To that end, Clarity a smartly constructed album, trimming the roller-coaster tracks to four or five minutes apiece and connecting them with overlapping intros and outros in a way that feels like one unbroken set. More than many electronic albums, it feels like there’s a story being told; you can hear how Zedd’s live sets have influenced his sense of sequencing and timing. Even so, there’s a lot going on. The album’s 45 minutes of twists and turns and come-ups and codas get exhausting, and from a production perspective, there’s little innovation here. We’ve heard these sirens, whooshes, and fizzy synths a million times. The dotted-eighth chord stabs are one of trance’s most hackneyed tropes — once you look past his occasionally clever harmonic pivots, they don’t bring anything new to the table. Zedd’s overall idea of composition seems deeply banal, rooted largely in four-bar chord progressions, tacked-on string quartets, and ambiguously yearning vocals from guests like One Direction’s Ryan Tedder and Adam Levine sound-alike Matthew Koma.
Zedd has spoken of how he wrote some of the songs on piano and then built them up in his computer, and it sounds like it: Often, they feel like conventional pop tunes wanly spruced up with EDM pixie juice. The opener “Hourglass,” featuring a vocalist called LIZ (Elizabeth Nicole Adams), aims for Coldplay-grade grandiosity, complete with chiming music boxes, stately piano, and the crackle of worn vinyl, before morphing into a Guetta-style robo-stomper. The songs featuring Tedder and Koma seem targeted for Gossip Girl, whipped high with breast-beating falsetto and lyrics like “Let’s get lost at sea / Where they will never find us / Got stars at night to guide us.” At least the next teen remake of Romeo & Juliet has its speedboat-chase music in the can.
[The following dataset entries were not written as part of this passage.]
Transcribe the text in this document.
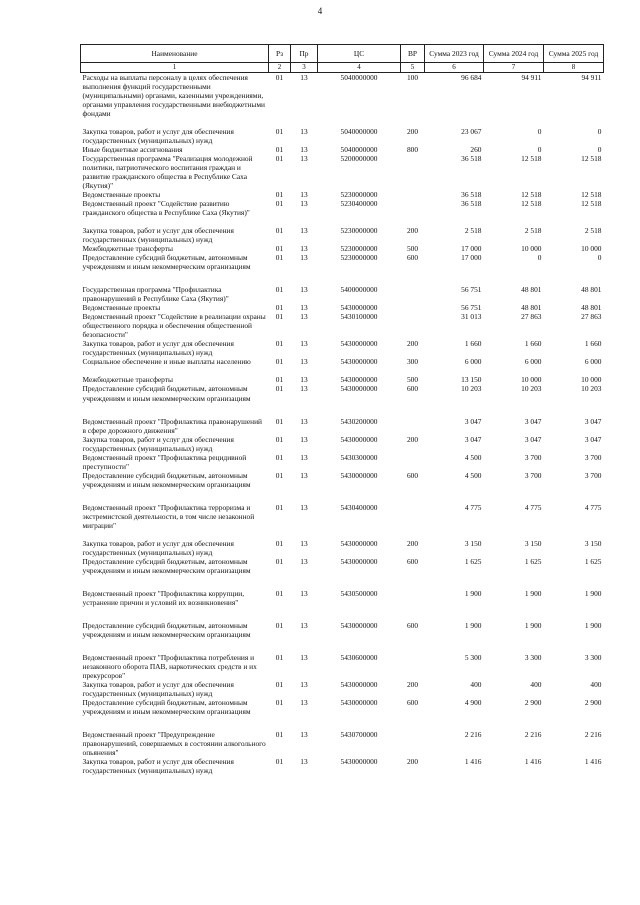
4
Наименование	Рз	Пр	ЦС	ВР	Сумма 2023 год	Сумма 2024 год	Сумма 2025 год
1	2	3	4	5	6	7	8
Расходы на выплаты персоналу в целях обеспечения выполнения функций государственными (муниципальными) органами, казенными учреждениями, органами управления государственными внебюджетными фондами	01	13	5040000000	100	96 684	94 911	94 911

Закупка товаров, работ и услуг для обеспечения государственных (муниципальных) нужд	01	13	5040000000	200	23 067	0	0
Иные бюджетные ассигнования	01	13	5040000000	800	260	0	0
Государственная программа "Реализация молодежной политики, патриотического воспитания граждан и развитие гражданского общества в Республике Саха (Якутия)"	01	13	5200000000		36 518	12 518	12 518
Ведомственные проекты	01	13	5230000000		36 518	12 518	12 518
Ведомственный проект "Содействие развитию гражданского общества в Республике Саха (Якутия)"	01	13	5230400000		36 518	12 518	12 518

Закупка товаров, работ и услуг для обеспечения государственных (муниципальных) нужд	01	13	5230000000	200	2 518	2 518	2 518
Межбюджетные трансферты	01	13	5230000000	500	17 000	10 000	10 000
Предоставление субсидий бюджетным, автономным учреждениям и иным некоммерческим организациям	01	13	5230000000	600	17 000	0	0

Государственная программа "Профилактика правонарушений в Республике Саха (Якутия)"	01	13	5400000000		56 751	48 801	48 801
Ведомственные проекты	01	13	5430000000		56 751	48 801	48 801
Ведомственный проект "Содействие в реализации охраны общественного порядка и обеспечения общественной безопасности"	01	13	5430100000		31 013	27 863	27 863
Закупка товаров, работ и услуг для обеспечения государственных (муниципальных) нужд	01	13	5430000000	200	1 660	1 660	1 660
Социальное обеспечение и иные выплаты населению	01	13	5430000000	300	6 000	6 000	6 000

Межбюджетные трансферты	01	13	5430000000	500	13 150	10 000	10 000
Предоставление субсидий бюджетным, автономным учреждениям и иным некоммерческим организациям	01	13	5430000000	600	10 203	10 203	10 203

Ведомственный проект "Профилактика правонарушений в сфере дорожного движения"	01	13	5430200000		3 047	3 047	3 047
Закупка товаров, работ и услуг для обеспечения государственных (муниципальных) нужд	01	13	5430000000	200	3 047	3 047	3 047
Ведомственный проект "Профилактика рецидивной преступности"	01	13	5430300000		4 500	3 700	3 700
Предоставление субсидий бюджетным, автономным учреждениям и иным некоммерческим организациям	01	13	5430000000	600	4 500	3 700	3 700

Ведомственный проект "Профилактика терроризма и экстремистской деятельности, в том числе незаконной миграции"	01	13	5430400000		4 775	4 775	4 775

Закупка товаров, работ и услуг для обеспечения государственных (муниципальных) нужд	01	13	5430000000	200	3 150	3 150	3 150
Предоставление субсидий бюджетным, автономным учреждениям и иным некоммерческим организациям	01	13	5430000000	600	1 625	1 625	1 625

Ведомственный проект "Профилактика коррупции, устранение причин и условий их возникновения"	01	13	5430500000		1 900	1 900	1 900

Предоставление субсидий бюджетным, автономным учреждениям и иным некоммерческим организациям	01	13	5430000000	600	1 900	1 900	1 900

Ведомственный проект "Профилактика потребления и незаконного оборота ПАВ, наркотических средств и их прекурсоров"	01	13	5430600000		5 300	3 300	3 300
Закупка товаров, работ и услуг для обеспечения государственных (муниципальных) нужд	01	13	5430000000	200	400	400	400
Предоставление субсидий бюджетным, автономным учреждениям и иным некоммерческим организациям	01	13	5430000000	600	4 900	2 900	2 900

Ведомственный проект "Предупреждение правонарушений, совершаемых в состоянии алкогольного опьянения"	01	13	5430700000		2 216	2 216	2 216
Закупка товаров, работ и услуг для обеспечения государственных (муниципальных) нужд	01	13	5430000000	200	1 416	1 416	1 416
There’s a glimmer of hope on “Follow You Down” (no relation to the Gin Blossoms song), a legitimately great pop track that uses singer Heather Bright’s dusky drawl to wonderful effect, mirroring her multi-tracked close harmonies with starry-eyed chords. It maintains its emotional center in spite of the periodic eruptions of stadium-sized pyrotechnics. If Zedd could only tone down his musical ADD, he might someday nail that elusive “M.”